Awards

Congratulations to Professor Terry L. Karl, Winner of the 2023 Guillermo O’Donnell Democracy Award and Lectureship

Please join is in congratulating former CLAS Director Professor Terry L. Karl for being awarded the 2023 Guillermo O’Donnell Democracy Award and Lectureship by the Latin American Studies Association. 

The Guillermo O’Donnell Democracy Award and Lectureship honors the distinguished career and pioneering intellectual leadership of the late Guillermo O’Donnell. This annual, Association-wide award and lectureship recognizes either outstanding scholarship in the field of democracy studies or particularly meritorious public service that promotes democracy and democratic values in Latin America and the Caribbean. The recipient is invited to give a keynote lecture at each LASA Congress at which the award is made.*

Professor Karl has published widely on comparative politics and international relations, with special emphasis on the politics of oil-exporting countries, transitions to democracy, problems of inequality, the global politics of human rights, and the resolution of civil wars. Her works on oil, human rights and democracy include The Paradox of Plenty: Oil Booms and Petro-States (University of California Press, 1998), honored as one of the two best books on Latin America by the Latin American Studies Association, the Bottom of the Barrel: Africa's Oil Boom and the Poor (2004 with Ian Gary), the forthcoming New and Old Oil Wars (with Mary Kaldor and Yahia Said), and the forthcoming Overcoming the Resource Curse (with Joseph Stiglitz, Jeffrey Sachs et al). She has also co-authored Limits of Competition (MIT Press, 1996), winner of the Twelve Stars Environmental Prize from the European Community. Karl has published extensively on comparative democratization, ending civil wars in Central America, and political economy. She has conducted field research throughout Latin America, West Africa and Eastern Europe. Her work has been translated into 15 languages.

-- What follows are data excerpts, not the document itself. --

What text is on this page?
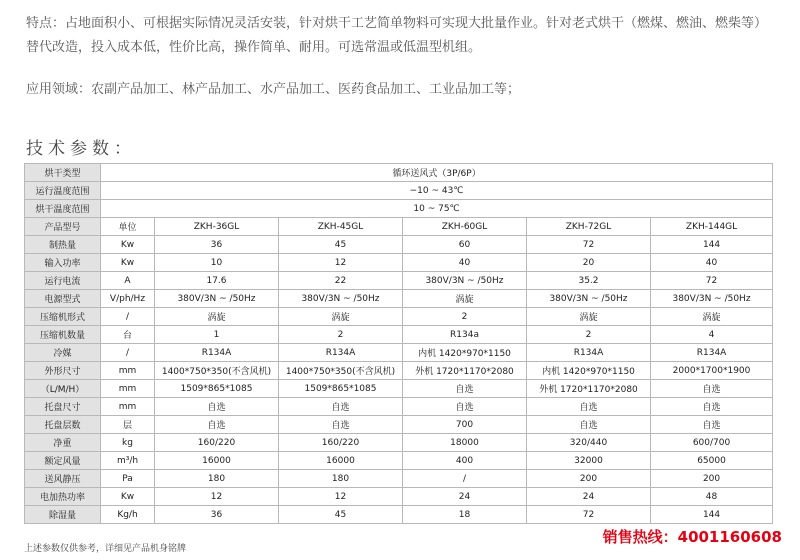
特点：占地面积小、可根据实际情况灵活安装，针对烘干工艺简单物料可实现大批量作业。针对老式烘干（燃煤、燃油、燃柴等）

替代改造，投入成本低，性价比高，操作简单、耐用。可选常温或低温型机组。

应用领域：农副产品加工、林产品加工、水产品加工、医药食品加工、工业品加工等；

技术参数：
烘干类型	循环送风式（3P/6P）					
运行温度范围	−10 ~ 43℃					
烘干温度范围	10 ~ 75℃					
产品型号	单位	ZKH-36GL	ZKH-45GL	ZKH-60GL	ZKH-72GL	ZKH-144GL
制热量	Kw	36	45	60	72	144
输入功率	Kw	10	12	40	20	40
运行电流	A	17.6	22	380V/3N ~ /50Hz	35.2	72
电源型式	V/ph/Hz	380V/3N ~ /50Hz	380V/3N ~ /50Hz	涡旋	380V/3N ~ /50Hz	380V/3N ~ /50Hz
压缩机形式	/	涡旋	涡旋	2	涡旋	涡旋
压缩机数量	台	1	2	R134a	2	4
冷媒	/	R134A	R134A	内机 1420*970*1150	R134A	R134A
外形尺寸	mm	1400*750*350(不含风机)	1400*750*350(不含风机)	外机 1720*1170*2080	内机 1420*970*1150	2000*1700*1900
（L/M/H）	mm	1509*865*1085	1509*865*1085	自选	外机 1720*1170*2080	自选
托盘尺寸	mm	自选	自选	自选	自选	自选
托盘层数	层	自选	自选	700	自选	自选
净重	kg	160/220	160/220	18000	320/440	600/700
额定风量	m³/h	16000	16000	400	32000	65000
送风静压	Pa	180	180	/	200	200
电加热功率	Kw	12	12	24	24	48
除湿量	Kg/h	36	45	18	72	144
上述参数仅供参考，详细见产品机身铭牌
销售热线：4001160608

Karl has a strong interest in U.S. foreign policy and has prepared expert testimony for the U.S. Congress, the Supreme Court, and the United Nations. She served as an advisor to chief U.N. peace negotiators in El Salvador and Guatemala and monitored elections for the United Nations. She accompanied numerous congressional delegations to Central America, lectured frequently before officials of the Department of State, Defense, and the Agency for International Development, and served as an adviser to the Chairman of the House Sub-Committee on Western Hemisphere Affairs of the United States Congress. Karl appears frequently in national and local media. Her most recent opinion piece was published in 25 countries.